The rub: a bridge to nowhere
In ushering in a new relationship-forward era of Mavericks’ basketball, Cuban brought in as a package deal General Manager Nico Harrison and head coach Jason Kidd. A marketer with no NBA team building experience and a head coach whose former team won a championship three seasons after replacing him. An interesting premise, for sure.
In a 2021 interview on The Victory Podcast, Cuban had this to say about Nash and how it informed the hiring of Kidd.
“I like what Steve Nash has done in Brooklyn and we kind of emulated that with this hire…
“Nash is just a relationship person. It used to be, and I used to feel strongly this way, that having an in-game X’s and O’s expert gave you the ultimate advantage. But now I think having a relationship with the person, right? Somebody who can connect with the players, because that’s what gets them to go a little bit harder...
“You want someone that is a relationship person.”
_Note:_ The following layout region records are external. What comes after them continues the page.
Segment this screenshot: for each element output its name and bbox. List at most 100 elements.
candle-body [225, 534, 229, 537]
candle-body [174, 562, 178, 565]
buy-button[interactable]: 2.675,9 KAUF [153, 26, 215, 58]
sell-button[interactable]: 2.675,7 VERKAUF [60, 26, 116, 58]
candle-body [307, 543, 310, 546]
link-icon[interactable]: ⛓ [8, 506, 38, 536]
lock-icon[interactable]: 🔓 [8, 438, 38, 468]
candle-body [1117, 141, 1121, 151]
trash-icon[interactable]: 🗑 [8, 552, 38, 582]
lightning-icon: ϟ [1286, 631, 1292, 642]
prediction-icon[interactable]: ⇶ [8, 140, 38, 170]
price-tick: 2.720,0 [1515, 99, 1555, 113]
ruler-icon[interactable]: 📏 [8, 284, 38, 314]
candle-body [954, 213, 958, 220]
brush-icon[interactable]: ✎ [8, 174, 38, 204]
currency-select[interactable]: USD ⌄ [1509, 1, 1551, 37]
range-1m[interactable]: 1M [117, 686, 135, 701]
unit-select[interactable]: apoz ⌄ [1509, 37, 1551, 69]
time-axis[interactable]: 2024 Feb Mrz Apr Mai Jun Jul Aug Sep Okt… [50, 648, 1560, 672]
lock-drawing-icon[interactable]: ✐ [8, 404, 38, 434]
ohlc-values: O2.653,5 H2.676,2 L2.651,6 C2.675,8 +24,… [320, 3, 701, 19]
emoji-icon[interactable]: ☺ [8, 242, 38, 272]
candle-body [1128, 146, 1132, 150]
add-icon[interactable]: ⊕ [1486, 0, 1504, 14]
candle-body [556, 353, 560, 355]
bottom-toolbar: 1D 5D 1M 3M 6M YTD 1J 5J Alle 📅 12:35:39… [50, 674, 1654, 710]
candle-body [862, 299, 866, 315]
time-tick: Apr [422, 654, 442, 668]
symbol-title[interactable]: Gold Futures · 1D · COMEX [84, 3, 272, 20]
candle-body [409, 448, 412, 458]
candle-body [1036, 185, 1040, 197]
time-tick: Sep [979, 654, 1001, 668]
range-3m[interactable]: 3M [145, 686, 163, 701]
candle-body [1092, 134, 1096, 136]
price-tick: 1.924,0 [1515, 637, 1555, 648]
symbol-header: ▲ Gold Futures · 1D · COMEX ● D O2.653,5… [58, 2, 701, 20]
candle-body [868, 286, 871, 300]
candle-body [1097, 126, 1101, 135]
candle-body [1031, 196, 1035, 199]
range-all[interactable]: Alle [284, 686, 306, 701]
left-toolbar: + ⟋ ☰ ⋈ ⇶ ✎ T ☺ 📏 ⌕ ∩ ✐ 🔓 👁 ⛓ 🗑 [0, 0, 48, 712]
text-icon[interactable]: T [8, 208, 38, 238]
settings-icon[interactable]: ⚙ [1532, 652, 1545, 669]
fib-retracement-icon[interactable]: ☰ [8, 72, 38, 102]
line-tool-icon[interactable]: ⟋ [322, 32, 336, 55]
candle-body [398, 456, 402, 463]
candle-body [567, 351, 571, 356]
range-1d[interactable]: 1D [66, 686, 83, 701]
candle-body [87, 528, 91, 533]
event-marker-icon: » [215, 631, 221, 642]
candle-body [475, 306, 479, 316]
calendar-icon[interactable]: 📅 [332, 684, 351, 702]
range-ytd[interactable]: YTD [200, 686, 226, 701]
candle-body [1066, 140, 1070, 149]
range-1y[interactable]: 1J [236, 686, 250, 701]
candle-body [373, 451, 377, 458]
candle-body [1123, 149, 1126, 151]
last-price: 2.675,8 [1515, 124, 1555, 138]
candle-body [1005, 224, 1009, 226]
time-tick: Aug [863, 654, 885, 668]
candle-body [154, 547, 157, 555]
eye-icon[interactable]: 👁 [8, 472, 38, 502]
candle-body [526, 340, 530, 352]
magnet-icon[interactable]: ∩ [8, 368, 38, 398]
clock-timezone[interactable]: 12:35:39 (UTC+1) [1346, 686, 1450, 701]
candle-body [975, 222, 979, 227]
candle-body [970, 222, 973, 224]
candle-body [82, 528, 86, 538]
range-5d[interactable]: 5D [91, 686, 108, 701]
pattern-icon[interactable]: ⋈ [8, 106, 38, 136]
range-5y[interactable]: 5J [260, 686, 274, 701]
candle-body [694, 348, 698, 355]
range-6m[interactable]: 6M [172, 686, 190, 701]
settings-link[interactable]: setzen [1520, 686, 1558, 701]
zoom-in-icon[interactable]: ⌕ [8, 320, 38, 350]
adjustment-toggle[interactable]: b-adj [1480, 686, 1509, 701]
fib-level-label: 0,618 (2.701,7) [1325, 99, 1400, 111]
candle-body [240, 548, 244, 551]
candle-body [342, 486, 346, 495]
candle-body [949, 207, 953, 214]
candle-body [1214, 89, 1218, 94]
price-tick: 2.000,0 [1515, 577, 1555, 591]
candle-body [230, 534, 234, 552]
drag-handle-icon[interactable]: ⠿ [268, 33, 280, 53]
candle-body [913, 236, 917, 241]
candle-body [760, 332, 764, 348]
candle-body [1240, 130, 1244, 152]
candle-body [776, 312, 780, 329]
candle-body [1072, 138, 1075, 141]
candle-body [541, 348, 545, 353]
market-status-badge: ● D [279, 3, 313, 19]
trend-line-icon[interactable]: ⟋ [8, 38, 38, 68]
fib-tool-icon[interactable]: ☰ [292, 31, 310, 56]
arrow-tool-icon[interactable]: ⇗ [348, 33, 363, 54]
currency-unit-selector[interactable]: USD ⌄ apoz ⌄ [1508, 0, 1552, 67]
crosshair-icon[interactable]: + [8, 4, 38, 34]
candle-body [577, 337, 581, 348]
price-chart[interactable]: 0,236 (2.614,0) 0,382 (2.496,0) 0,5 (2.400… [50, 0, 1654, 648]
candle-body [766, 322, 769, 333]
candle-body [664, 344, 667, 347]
Toxic relationships: staying together for the Kidd
The credibility of what this front office views as a value-adding relationship is testing any benefit of the doubt a surprise Western Conference Finals run might have earned them. Free agency, the area where strong relationships are supposed to matter the most, has been a bust. Any front-office relationship that existed with Jalen Brunson didn’t prevent him from bailing for the Knicks at the first chance he got. It didn’t nab a rotation piece for a team-friendly deal for the chance to be on a contender. Instead, it got a former Kidd player from his Laker days, a 35-year-old JaVale McGee on a 3 year, $17 million contract with a third-year player option. Meanwhile, Lonnie Walker has been perhaps the lone bright spot on a shambling Lakers team and he’s doing it on a one year, $6.5 million contract.
Is there inherent value in having a former all-time great player as the head coach simply because he can relate to your star player? Does that help him draw up a competent out-of-bounds play? Does it keep your star’s body language from souring the moment a teammate botches a layup? Does it win games? In Brooklyn, the team worthy of emulation, the answer was no. Is there an expectation that things are different in Dallas? With Dallas struggling at full strength against teams without their own stars or key rotation players, dropping games to sub-.500 squads, and now facing injury concerns of their own with Maxi Kleber and Dorian Finney-Smith, it’s increasingly hard to see why that would be the case.
When is Dallas going to turn the page on this lackluster output, and do they even have the means to do so?